论坛首页 Java企业应用论坛

hessian 序列化实现 初探

浏览 15498 次
精华帖 (0) :: 良好帖 (2) :: 新手帖 (0) :: 隐藏帖 (0)
作者 正文
   发表时间:2008-09-22  
众所周知大名鼎鼎的开源remoting的框架hessian的速度是非常快的,有人做过测试:一个UserData类,有一个字符串属性,一个日期属性,一个double属性,分别用java,hessian来序列化一百万次,结果让人吃惊,不止是hessian序列化的速度要比java的快上一倍,而且hessian序列化后的字节数也要比java的少一倍.总是疑惑不解,为什么hessian的速度会那么快,这估计还是要归功于它的序列化的实现机制。
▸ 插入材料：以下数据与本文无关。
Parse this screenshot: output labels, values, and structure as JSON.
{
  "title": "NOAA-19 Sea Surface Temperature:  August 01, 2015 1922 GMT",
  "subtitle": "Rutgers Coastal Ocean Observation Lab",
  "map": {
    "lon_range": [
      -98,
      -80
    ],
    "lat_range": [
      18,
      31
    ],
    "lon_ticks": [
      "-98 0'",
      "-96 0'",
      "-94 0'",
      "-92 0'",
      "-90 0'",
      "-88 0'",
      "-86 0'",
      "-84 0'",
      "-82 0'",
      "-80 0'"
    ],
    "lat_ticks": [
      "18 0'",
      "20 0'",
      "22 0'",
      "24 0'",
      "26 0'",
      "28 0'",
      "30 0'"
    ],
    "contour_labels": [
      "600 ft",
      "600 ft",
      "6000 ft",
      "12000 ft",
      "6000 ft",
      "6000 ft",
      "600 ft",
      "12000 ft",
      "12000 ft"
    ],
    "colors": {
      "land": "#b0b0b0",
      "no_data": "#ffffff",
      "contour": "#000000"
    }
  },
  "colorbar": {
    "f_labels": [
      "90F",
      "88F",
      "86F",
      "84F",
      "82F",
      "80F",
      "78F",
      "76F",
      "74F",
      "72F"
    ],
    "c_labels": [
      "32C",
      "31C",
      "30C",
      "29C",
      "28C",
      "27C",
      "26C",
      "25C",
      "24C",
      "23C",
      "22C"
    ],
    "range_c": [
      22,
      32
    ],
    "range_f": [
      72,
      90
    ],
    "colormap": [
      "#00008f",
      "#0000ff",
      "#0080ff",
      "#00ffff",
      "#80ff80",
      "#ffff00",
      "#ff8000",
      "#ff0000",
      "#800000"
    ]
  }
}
兴趣上来了,决定看一下它是如何来实现它的序列化的。

打开hessian源码,我们可以看到com.caucho.hessian.io这个包是hessian实现序列化与反序列化的核心包,从代码结构上我们不难发现,AbstractSerializerFactory,AbstractHessianOutput,AbstractSerializer,AbstractHessianInput,AbstractDeserializer是hessian实现序列化和反序列化的核心结构代码。

首先我们来看下AbstractSerializerFactory,它有2个抽象方法

根据类来决定用哪种序列化工具类
  abstract public Serializer getSerializer(Class cl)
    throws HessianProtocolException;


根据类来决定用哪种反序列化工具类
  abstract public Deserializer getDeserializer(Class cl)
    throws HessianProtocolException;


SerializerFactory继承AbstractSerializerFactory,而且在SerializerFactory有很多静态map用来存放类与序列化和反序列化工具类的映射,这样如果已经用过的序列化工具就可以直接拿出来用,不必再重新实例化工具类。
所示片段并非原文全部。